Extract from Kelly's Directory of Derbyshire, 1932.
Transcribed by Rosemary Lockie, © Copyright 2004

CURBAR is a township and small village, 5 miles north-east from Bakewell and 3 from Grindleford station, on the Dore and Chinley section of the London, Midland and Scottish railway, in the Western division of the county, hundred of High Peak, rural district, petty sessional division and county court district of Bakewell, rural deanery of Eyam, archdeaconry of Chesterfield and diocese of Derby. The ecclesiastical parish was formed to 1869 from that of Baslow St. Anne, and includes the townships of Calver and Froggatt. The church of All Saints, built in 1867, is a small edifice of stone in the Early English style, consisting of chancel, nave of three bays, south aisle, south porch, and a small western turret containing one bell: there are 350 sittings. The register dates from the year 1868.

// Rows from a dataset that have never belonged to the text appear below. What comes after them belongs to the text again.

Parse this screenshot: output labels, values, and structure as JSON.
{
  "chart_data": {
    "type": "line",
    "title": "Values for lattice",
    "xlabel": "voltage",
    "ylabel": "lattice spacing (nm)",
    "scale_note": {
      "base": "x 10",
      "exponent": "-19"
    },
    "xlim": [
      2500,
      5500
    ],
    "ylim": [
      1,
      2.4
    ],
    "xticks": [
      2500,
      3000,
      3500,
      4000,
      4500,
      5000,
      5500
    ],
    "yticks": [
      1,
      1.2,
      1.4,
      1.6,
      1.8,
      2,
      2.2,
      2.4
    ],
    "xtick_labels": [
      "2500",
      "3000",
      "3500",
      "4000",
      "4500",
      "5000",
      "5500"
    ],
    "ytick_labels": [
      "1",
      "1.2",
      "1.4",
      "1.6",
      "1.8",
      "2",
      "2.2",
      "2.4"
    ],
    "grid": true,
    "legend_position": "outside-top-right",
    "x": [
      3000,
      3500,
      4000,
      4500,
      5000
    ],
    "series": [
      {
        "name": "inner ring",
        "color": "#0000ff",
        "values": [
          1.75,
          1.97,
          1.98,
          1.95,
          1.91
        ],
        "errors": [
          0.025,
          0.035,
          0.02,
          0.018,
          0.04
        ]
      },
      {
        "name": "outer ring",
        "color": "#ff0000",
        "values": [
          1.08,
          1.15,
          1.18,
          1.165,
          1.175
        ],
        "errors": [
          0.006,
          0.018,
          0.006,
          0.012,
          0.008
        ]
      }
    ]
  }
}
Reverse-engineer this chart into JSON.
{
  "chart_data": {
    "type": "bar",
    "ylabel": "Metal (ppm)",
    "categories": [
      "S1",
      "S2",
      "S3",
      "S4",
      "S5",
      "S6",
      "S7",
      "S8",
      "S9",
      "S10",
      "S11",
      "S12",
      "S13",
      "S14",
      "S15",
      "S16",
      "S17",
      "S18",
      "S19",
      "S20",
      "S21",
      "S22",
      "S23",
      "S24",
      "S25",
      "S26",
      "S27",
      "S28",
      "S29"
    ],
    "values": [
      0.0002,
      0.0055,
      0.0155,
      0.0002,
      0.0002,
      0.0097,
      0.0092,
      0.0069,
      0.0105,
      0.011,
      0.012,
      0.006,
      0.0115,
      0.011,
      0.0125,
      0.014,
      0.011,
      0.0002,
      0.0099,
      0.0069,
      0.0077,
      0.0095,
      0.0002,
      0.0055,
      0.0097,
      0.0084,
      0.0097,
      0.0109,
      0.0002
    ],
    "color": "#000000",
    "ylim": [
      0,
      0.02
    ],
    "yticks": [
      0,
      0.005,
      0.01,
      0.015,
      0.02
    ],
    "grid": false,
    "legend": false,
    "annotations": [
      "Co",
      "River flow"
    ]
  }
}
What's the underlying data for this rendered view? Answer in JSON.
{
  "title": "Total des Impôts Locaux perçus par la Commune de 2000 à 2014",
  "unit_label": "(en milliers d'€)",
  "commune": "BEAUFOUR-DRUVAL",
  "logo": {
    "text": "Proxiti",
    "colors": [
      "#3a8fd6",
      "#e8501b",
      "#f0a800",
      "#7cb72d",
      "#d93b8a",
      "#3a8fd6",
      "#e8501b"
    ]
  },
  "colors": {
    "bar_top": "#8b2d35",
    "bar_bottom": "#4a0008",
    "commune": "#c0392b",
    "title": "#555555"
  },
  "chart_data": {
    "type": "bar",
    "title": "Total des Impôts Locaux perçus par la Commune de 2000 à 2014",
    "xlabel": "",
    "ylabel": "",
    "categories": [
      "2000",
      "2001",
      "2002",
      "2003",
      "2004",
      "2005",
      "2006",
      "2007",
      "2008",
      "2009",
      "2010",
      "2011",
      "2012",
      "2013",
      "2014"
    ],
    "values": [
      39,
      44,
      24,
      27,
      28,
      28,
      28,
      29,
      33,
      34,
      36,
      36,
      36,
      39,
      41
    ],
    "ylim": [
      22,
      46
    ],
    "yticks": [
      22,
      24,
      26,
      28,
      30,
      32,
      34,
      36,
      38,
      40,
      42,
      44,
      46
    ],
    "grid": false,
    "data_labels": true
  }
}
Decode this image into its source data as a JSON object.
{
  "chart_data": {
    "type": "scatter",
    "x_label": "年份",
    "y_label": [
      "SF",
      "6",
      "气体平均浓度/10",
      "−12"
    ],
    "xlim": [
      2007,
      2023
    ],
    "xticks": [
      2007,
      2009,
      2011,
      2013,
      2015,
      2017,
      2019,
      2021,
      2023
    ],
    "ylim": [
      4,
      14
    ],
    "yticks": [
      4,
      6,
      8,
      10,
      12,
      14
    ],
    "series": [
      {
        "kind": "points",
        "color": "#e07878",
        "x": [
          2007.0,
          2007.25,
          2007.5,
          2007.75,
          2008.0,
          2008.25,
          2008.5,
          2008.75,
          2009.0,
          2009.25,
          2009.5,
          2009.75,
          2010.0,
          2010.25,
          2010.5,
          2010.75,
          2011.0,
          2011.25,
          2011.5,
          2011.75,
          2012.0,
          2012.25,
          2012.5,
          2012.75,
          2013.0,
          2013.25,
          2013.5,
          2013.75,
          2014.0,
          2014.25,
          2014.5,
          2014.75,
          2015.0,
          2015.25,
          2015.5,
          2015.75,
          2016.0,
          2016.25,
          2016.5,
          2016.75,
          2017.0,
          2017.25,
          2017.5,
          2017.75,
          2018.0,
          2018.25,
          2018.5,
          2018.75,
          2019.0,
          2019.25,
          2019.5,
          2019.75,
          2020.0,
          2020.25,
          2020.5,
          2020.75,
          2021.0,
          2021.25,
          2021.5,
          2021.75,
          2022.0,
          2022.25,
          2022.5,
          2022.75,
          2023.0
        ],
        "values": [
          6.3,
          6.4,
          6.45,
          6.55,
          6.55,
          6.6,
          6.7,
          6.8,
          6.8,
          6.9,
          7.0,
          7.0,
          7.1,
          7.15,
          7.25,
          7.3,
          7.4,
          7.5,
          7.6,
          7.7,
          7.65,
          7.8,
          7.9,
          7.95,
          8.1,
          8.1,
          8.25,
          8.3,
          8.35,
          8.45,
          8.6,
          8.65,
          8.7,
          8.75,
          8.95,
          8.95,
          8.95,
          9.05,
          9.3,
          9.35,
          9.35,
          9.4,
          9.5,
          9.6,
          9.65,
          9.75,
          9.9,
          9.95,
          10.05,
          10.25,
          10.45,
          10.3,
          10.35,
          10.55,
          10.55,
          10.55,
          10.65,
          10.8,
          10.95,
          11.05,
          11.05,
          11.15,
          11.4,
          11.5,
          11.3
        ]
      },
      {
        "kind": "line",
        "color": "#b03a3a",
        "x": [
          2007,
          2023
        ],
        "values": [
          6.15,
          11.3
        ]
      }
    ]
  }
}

The living is a vicarage, net yearly value £345, with residence, in the gift of the vicar of Baslow, and held since 1931 by the Rev. Arthur G. Kirby M.A. of Keble College, Oxford: the vicarage is on the hillside immediately above the church. Here is a Wesleyan reform chapel, built in 1861. Cliff College is an institution maintained by the Wesleyan Methodist Connexion for the training of lay preachers, and is the headquarters of the "Gospel Car Mission", which employs a number of evangelists to visit the rural parts of England. In 1907 the college was enlarged by the erection of the "Thomas Champness Memorial Wing", and in 1913 a wing was added in memory of the Rev. Thomas Cook, first principal of the college: in 1924 another wing was opened by the Rt. Hon. David Lloyd George O.M., M.P. The Rev. Samuel Chadwick is the principal landowner. The land consists of grazing and moor. The soil is loamy, with a considerable mixture of gritstone; subsoil, sand.